The tales of struggling retailers on the UK high street are hard to overlook. Thomas Cook, with more than 500 travel agents across the UK, is the latest big name to have fallen victim to changing consumer trends and follows once familiar names such as Austin Reed and Karen Millen into the history books.

As a consequence of the increasing headwinds facing the retail sector, investors in the bricks and mortar stores from which retailers trade – high street shops, shopping centres and retail parks – are also coming under pressure. The changing tastes of consumers, who increasingly prefer to shop online, coupled with high rents and the burden of business rates, have resulted in lower returns and increased instability for investors and companies which own property in this sector.  

However, where there are losers there are likely to be some winners too. In this case, the continued shift towards shopping online for everything from books to clothing and music to groceries has fuelled the expansion of a relatively new sub-sector in the property market, big box warehouses. 

Without a physical storefront and with the need to store, pick, pack and ship customer orders it is estimated that online retailers require three times more warehouse space than traditional bricks and mortar retailers.  Not only does the online business model require more warehouse space, the pace of growth in online retail sales is rapid. In January 2008 internet sales accounted for 4% of all retail sales made in the UK, by September 2019 the proportion of internet purchases was at nearly a fifth (19.1%). 

It is this boom in internet shopping that has powered the increased demand for strategically located logistics hubs, all supported by technological innovations such as improved connectivity and the growth of digital data and the cloud.  These modern and highly efficient distribution centres are used to house stock, organise and pack online orders for delivery and deal with rising numbers of refunds.  Such assets have been a huge success story for investors and have made SEGRO, a leading owner and developer of both big box and urban warehouses, the largest REIT in the UK with a market capitalisation of £9.0bn.

It is a sub-sector that did not exist in a meaningful way 20 years ago, but these key logistics warehouses are now very much in demand. Big sheds covering anything from 300k and 1m sq. ft (equivalent in area to 13 football pitches) are usually located next to major roads and transport links for quicker delivery and distribution.  Importantly for real estate investors the tenants of these big box assets are increasingly making significant investments inside the buildings they rent.  Typically installing sophisticated order fulfilment technologically to enable efficient pick and dispatch of customers’ orders.  Such a high level of tenant investment is good news for landlords as it tends to increase the stickiness of the tenant who are prepared to sign long term index-linked leases.

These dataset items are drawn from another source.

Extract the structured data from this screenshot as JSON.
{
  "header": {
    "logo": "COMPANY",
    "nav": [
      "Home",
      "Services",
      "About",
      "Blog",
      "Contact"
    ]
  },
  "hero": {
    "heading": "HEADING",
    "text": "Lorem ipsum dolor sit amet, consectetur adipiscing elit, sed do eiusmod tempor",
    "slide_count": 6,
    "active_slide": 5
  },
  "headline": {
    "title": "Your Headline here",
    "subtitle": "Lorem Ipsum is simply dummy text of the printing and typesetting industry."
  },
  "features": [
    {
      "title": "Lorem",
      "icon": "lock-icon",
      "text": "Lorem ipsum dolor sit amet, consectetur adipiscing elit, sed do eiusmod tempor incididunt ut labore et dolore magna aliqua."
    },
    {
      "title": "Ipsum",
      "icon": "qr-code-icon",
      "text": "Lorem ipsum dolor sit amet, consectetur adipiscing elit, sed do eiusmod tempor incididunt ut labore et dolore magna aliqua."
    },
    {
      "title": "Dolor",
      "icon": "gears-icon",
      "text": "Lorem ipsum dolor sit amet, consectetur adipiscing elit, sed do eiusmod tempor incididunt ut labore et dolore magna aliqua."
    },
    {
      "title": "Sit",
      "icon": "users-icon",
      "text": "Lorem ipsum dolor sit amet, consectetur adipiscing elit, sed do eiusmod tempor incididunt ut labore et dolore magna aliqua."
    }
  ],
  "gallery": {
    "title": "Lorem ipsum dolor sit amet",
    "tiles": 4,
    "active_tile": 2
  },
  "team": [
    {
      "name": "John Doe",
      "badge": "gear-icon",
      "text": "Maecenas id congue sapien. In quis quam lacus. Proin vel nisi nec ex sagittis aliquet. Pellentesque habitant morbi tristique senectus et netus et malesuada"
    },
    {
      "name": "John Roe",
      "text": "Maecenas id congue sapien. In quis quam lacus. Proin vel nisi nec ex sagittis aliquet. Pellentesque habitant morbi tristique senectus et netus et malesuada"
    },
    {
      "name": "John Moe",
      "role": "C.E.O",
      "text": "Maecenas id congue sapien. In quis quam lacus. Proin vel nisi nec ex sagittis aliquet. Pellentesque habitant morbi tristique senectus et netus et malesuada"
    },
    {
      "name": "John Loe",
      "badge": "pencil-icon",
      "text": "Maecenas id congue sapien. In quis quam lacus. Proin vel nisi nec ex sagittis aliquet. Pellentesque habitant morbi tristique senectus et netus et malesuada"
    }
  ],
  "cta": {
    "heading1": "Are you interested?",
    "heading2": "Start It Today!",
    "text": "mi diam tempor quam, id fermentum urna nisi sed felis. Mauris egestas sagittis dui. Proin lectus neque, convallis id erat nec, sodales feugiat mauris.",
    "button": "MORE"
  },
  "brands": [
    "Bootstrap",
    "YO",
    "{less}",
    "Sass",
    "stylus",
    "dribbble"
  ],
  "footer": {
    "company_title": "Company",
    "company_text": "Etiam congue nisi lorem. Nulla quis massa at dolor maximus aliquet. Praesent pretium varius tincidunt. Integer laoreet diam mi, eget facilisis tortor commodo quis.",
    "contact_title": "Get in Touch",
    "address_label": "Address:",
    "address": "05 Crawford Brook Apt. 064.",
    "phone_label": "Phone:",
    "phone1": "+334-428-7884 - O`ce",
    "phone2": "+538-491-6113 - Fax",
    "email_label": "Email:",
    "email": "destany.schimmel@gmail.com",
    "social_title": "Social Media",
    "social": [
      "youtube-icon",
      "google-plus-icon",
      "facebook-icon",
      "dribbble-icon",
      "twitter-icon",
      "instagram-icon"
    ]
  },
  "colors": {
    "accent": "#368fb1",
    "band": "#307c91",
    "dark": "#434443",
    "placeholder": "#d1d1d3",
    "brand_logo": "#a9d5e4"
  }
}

Retailers from Amazon to John Lewis to Marks & Spencer all have extremely large, 1m sq. ft customer fulfilment and distribution centres. Ocado, the largest dedicated online supermarket, is an example of the future direction for these logistic hubs.  The Gravis team recently visited one Ocado fulfilment centre, a vast operation with robots roaming freely around the building collecting and delivering items to fulfil customer orders within hours of ‘checkout’. It is this level of technological innovation which has propelled the growth of Ocado – it now accounts for 15% of all online grocery sales – as well as demand for fulfilment centres to service their customers.  This is great news for the likes of Tritax Big Box REIT which owns 58 assets around the UK including the Ocado asset that we visited.